The boyfriend jean phenomenon. I don't get it, and I really, really don't like it. I'm not a huge fan of jeans at the best of times (bizarre - I used to love them, although I have a sneaking suspicion it was one too many claustrophobic, panic stricken moments lying on my bed trying desparately to do up yet another pair of ridiculously tight cigarette leg jeans. Or worse, needing to rip them off to go to the loo and not being able to slide the little bastards off my hips).


The boyfriend jean - first sighted on Katie Holmes to considerable derision. And then the trend caught on...

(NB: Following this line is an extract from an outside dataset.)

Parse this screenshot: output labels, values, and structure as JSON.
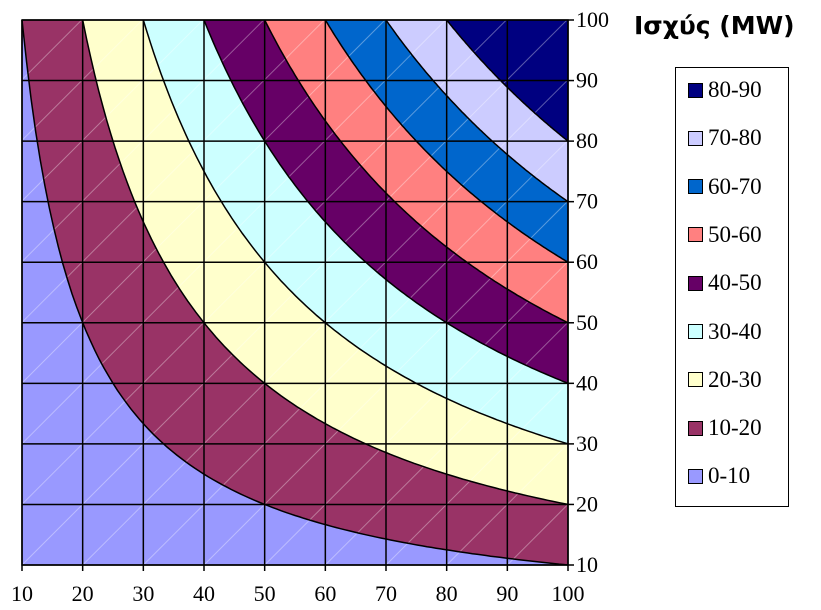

Regardless, this business of stealing from your boyfriend's closet (what eff-ing boyfriend? And shouldn't you be a little concerned if you and your boy share the same pant size?) has become the latest in the recessionista trends. Coupled with baggy jumpers, oversized shirt-dresses and waistcoats, the boyfriend jean is apparently the latest must-have. They seem so sloppy, so unappealing, and so anti-fashion it reeks of some kind of conspiracy (I can't grapple with an ugly clothes conspiracy today though). Perhaps everyone in Hollywood is fat and this is their way of hiding it? The trend was started by mothers with newly borns after all (I'm thinking Katie Holmes, Gwen Stefani, Reese Witherspoon et al). Regardless, I fear that this austerity business that is gripping the globe, courtesy of the GFC (eeegh... here was me thinking it was a Gulf Food Crisis - lord knows why), is being taken too far. We must relax, wear colour and totter around in high heels. Consumer confidence is the only way out of this mess, I'm sure of it!

Perhaps some of my other bloggers can explain this trend? I thought it was agreed during the Seinfeld years that the hems of jeans would never be rolled up?